Pet Tooth Fracture

Dog fractured carnassial tooth that results in Apical Abscess

Small animals fracture their teeth many ways, from chewing on a cage door, crates or chain link fences. Hard chew toys, ice cubes, or cow hooves may also cause fractures. Auto accidents, aggressive protection training, and dogfights can also fracture a tooth.

All teeth are susceptible to fracture however; in the mature animal the canines are the most common followed by the maxillary 4th premolar and the incisors. In pups less than 6 months old, deciduous canines are the most common.

Just because an animal doesn't appear to be in pain does not mean damage and discomfort are not occurring. Often pets do not complain to us until severe infection has occurred. Animals experience extreme pain when the tooth fractures, as those of you know that have fractured a tooth. Eventually the pulp dies and the pain decreases until an abscess forms.

Animals show dental pain many ways:

Besides pain, infection can result from fractured teeth. Once the pulp is exposed bacteria in the mouth have access to the circulation and may cause damage to heart valves, kidneys and liver as well causing a painful abscess at the root. Even if the pulp is not exposed fracture of the enamel allows exposure of the dentin tubules, which communicate with the pulp, also a means of abscess formation.

Digital dental x-ray to the right shows apical abscess of the above carnassial tooth.
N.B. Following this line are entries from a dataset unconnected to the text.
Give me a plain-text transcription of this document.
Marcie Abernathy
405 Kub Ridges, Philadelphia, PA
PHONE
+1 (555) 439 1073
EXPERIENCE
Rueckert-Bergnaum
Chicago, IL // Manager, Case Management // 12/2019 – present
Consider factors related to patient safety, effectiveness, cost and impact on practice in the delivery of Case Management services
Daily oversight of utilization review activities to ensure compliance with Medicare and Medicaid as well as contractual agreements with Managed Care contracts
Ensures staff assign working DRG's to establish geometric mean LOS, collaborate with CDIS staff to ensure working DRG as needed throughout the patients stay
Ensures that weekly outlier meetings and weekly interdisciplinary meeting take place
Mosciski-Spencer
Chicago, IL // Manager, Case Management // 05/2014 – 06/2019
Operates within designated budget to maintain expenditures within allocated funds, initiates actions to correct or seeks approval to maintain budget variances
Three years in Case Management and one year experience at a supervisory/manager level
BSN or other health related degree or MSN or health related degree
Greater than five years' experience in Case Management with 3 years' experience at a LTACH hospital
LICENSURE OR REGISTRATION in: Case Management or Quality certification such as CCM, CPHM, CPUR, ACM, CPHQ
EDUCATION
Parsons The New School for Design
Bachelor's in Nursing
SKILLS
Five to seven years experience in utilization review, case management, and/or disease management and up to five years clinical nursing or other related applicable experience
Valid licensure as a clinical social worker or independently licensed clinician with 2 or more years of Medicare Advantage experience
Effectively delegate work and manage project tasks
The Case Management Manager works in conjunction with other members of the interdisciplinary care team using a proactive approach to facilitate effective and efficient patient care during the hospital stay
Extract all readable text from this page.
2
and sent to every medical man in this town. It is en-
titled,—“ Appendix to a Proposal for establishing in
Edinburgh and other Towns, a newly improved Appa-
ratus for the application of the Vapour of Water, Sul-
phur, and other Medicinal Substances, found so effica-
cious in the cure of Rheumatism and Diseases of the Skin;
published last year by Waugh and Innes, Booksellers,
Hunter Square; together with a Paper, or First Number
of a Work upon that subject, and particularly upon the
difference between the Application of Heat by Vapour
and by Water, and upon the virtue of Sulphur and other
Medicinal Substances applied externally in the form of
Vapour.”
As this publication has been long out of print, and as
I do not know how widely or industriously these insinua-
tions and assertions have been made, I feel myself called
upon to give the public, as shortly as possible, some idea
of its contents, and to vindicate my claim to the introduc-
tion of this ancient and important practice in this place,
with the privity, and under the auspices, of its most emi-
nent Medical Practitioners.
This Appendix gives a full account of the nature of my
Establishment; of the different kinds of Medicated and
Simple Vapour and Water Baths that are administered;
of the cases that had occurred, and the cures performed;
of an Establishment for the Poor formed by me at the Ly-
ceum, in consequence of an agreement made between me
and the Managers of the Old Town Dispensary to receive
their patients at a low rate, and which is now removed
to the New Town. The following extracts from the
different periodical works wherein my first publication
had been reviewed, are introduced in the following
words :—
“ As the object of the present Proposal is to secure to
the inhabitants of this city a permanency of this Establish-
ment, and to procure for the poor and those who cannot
If a fracture is detected early, endodontic care can save the tooth. Veterinarians with advanced dentistry training such as Dr. Nossaman can perform root canals. If this treatment is not an option, the tooth must be extracted to relieve the pain and protect infection that will affect your precious friend's quality of life.

As you can see from the above left photo, there was nothing externally to indicate the severe apical (root) abscess on this tooth. Luckily, digital dental x-rays are always taken at Dallas Veterinary Dentistry & Oral Surgery which allows us to treat your special friend correctly, saving him from months of pain and even the systemic effects of oral infection.